Marketing – La nuova strategia commerciale di Williams F.1. In arrivo Estrella Galicia e Girard-Perregaux.
(di Alfredo Mastropasqua) – Nel contesto economico della Formula Uno moderna, i ricavi, derivanti da sponsorship e partnership commerciali, sono diventati tanto strategici quanto le performance in pista. Per team come Williams Racing, uno dei brand più iconici del motorsport mondiale, il corretto posizionamento e lo sviluppo di un portafoglio sponsorizzazioni diversificato non è più un’opzione: è una leva strategica fondamentale per la crescita finanziaria, l’espansione globale e la sostenibilità. E in questo senso, la stagione sportiva 2025-2026 segna per Williams un cambio radicale di strategia proprio in ambito sponsorizzativo.
In primo piano c’è la storica partnership con l’australiana Atlassian (il quartier generale è a Sydney), che ha segnato l’ingresso di un title sponsor di portata globale e di lungo termine. Non è soltanto il principale partner commerciale della scudera UK, ma è anche integrato nelle dinamiche operative come “Official Technology Partner” e partner software di collaborazione, unendo tecnologia e sport in un unico hub di valore economico e di visibilità internazionale. Questo accordo pluriennale (del valore stimato superiore ai 30 milioni di dollari a stagione) viene spesso descritto come il più ricco nella storia commerciale di Williams (vanta 48 anni di storia in Formula Uno) e rappresenta un pilastro finanziario su cui poggia il nuovo piano di rilancio della squadra britannica. L’azienda “aussie”, oggi title sponsor di Williams Racing, è quotata al Nasdaq e sviluppa software per la produttività aziendale (tra cui i brand Jira, Confluence e Trello).

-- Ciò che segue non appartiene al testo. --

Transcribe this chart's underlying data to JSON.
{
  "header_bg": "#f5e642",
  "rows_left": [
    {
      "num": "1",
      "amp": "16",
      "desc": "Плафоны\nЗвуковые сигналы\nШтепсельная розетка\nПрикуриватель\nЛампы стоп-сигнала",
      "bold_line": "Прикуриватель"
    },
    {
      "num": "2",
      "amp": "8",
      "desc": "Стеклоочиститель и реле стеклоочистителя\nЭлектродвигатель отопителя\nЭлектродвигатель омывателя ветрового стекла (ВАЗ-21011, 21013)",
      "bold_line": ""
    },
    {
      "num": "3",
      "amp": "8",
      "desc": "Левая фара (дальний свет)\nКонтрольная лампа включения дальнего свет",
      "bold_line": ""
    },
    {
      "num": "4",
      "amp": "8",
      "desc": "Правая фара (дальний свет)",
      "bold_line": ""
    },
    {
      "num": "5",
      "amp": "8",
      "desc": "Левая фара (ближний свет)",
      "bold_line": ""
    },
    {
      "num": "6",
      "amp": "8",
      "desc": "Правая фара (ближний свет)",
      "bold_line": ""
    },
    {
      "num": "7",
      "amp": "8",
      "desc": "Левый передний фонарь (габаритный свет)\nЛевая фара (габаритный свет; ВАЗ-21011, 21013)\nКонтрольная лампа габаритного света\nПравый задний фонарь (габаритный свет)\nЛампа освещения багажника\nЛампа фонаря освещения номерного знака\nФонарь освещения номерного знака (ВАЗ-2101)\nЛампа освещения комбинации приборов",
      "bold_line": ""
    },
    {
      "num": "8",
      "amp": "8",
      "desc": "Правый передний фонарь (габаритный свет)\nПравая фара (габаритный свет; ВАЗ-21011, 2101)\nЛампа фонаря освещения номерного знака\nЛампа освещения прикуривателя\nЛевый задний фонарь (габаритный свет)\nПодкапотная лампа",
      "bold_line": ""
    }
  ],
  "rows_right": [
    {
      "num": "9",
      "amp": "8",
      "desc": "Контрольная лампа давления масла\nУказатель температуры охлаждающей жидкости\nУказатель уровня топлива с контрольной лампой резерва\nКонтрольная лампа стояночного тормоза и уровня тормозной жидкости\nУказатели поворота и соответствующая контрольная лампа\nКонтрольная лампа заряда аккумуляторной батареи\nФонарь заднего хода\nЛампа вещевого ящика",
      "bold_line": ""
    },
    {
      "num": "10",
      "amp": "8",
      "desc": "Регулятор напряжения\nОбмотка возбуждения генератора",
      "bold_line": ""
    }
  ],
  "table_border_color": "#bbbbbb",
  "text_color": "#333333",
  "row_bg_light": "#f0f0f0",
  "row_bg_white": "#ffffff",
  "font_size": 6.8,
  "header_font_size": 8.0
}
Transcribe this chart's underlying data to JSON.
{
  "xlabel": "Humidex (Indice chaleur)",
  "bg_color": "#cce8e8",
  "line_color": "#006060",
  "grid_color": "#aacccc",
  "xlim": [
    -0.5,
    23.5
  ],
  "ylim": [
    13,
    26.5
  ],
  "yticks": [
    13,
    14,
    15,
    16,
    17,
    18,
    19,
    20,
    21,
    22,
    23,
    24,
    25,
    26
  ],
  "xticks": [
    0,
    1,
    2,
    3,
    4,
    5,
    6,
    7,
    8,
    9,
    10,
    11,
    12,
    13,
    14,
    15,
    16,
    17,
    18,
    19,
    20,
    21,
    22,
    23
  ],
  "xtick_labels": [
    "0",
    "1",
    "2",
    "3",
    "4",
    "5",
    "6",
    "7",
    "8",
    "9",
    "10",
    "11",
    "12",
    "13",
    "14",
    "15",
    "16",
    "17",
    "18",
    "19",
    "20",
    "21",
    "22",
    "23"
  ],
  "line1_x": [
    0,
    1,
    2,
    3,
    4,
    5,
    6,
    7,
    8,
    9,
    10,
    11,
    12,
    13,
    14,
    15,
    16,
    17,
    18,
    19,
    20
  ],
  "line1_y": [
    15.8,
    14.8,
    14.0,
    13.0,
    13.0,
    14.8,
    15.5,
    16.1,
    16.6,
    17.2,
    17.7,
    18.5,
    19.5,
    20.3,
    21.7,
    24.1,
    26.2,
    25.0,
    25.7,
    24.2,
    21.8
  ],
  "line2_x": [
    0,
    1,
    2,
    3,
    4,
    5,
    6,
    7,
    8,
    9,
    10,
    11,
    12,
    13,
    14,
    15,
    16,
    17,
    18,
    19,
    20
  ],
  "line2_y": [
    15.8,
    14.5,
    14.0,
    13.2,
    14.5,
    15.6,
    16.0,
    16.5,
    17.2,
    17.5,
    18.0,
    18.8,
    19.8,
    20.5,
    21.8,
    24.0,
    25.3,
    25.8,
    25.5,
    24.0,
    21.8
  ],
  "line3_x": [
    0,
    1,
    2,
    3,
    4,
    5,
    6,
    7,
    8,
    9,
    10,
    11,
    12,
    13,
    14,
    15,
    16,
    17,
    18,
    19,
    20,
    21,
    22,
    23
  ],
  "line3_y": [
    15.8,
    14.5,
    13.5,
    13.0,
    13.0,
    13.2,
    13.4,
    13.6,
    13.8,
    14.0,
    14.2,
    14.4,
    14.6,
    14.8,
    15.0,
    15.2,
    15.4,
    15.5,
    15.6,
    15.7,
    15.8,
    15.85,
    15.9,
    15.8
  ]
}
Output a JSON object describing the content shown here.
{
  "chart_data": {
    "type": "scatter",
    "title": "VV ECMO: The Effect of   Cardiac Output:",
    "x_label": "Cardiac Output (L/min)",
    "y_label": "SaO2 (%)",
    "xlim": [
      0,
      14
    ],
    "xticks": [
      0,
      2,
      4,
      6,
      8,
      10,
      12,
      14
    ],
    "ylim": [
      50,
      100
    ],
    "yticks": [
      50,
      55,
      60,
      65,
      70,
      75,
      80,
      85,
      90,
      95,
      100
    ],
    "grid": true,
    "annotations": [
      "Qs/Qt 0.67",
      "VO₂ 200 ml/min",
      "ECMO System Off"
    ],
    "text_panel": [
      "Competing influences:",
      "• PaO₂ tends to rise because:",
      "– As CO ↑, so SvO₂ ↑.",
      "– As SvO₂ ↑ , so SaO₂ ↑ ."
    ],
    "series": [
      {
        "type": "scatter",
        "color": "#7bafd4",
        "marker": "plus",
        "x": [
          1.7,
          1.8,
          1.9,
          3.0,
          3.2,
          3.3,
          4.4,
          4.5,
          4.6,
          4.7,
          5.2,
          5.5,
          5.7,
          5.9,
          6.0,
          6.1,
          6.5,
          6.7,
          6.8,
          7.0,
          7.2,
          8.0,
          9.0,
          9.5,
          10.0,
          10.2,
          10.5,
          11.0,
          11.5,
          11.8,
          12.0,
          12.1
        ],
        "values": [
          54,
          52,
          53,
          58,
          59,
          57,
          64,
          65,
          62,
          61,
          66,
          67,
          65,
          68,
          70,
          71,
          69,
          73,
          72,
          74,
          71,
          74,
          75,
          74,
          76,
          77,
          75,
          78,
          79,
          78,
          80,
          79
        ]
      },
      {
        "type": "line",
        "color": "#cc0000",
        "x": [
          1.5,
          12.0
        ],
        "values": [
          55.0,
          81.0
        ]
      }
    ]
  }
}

Accanto a questo accordo “monstre“, Williams ha costruito un portafoglio di sponsor che bilancia settori diversi e mercati geograficamente estesi. Tra i partner ufficiali confermati per il 2025 e oltre ci sono banche globali come Santander, che utilizzano la piattaforma di F.1 e il team britannico per amplificare la propria brand awareness nei mercati chiave (inclusi USA e Europa) e per offrire ai propri clienti esperienze esclusive legate all’accesso ai paddock e agli eventi. Sul fronte tecnologico si inseriscono nomi come Globant, azienda leader nella trasformazione digitale (con sede in Lussemburgo), che ha scelto Williams come primo team partner, espandendo la propria presenza nei fan engagement digitali e nelle esperienze multicanale dei tifosi.
Non vanno poi trascurati altri accordi commerciali che arricchiscono l’ecosistema sponsorizzativo della scuderia: Duracell, il cui logotipo color nero e rame è diventato una presenza visiva distintiva sulla vettura, così come partner nei settori energy & consumer goods; Super Group (con i suoi brand Betway e Jackpot City) come Official Betting & Gaming Partner; e accordi tecnologici come quelli con Brillio, focalizzati su innovazione digitale e data transformation.
In questo quadro, le trattative avanzate con Estrella Galicia (brewery company) e Girard-Perregaux (orologi di lusso), come ha di recente anticipato SportBusiness.com, si inseriscono come esempi concreti di come Williams F.1 stia cercando di diffondere ulteriormente la propria offerta di sponsorizzazioni in settori consumer aspirazionali e di lusso, sfruttando anche il profilo dei suoi piloti e il loro appeal internazionale.
Il mix di sponsor che Williams sta costruendo riflette una strategia deliberata di asset diversification: combinare partner tecnologici ad alto valore percepito, istituzioni finanziarie globali, brand consumer e nomi lifestyle per massimizzare non solo le revenue dirette dai contracts, ma anche la visibilità del brand in mercati multipli e segmenti di audience differenziati.
In un campionato che si caratterizza sempre più come un “media property globale” con oltre un miliardo di spettatori annuali, la capacità di Williams di attrarre e mantenere accordi commerciali di rilievo internazionale è diventata un elemento chiave della sua value proposition per partner e sponsor. Non si tratta semplicemente di “mettere un logo sulla vettura”, ma di offrire attivazioni cross-canale, esperienze esclusive, contenuti digitali e storytelling di marca su scala mondiale.
Per una scuderia con una storia ricca di successi e un brand che continua ad occupare un posto importante nella memoria collettiva del motorsport, l’evoluzione del proprio portafoglio sponsor è un elemento centrale di un modello di business che guarda non solo alla performance sportiva, ma anche alla stabilità economica, alla crescita sostenibile e al rafforzamento dell’identità globale del brand Williams Racing.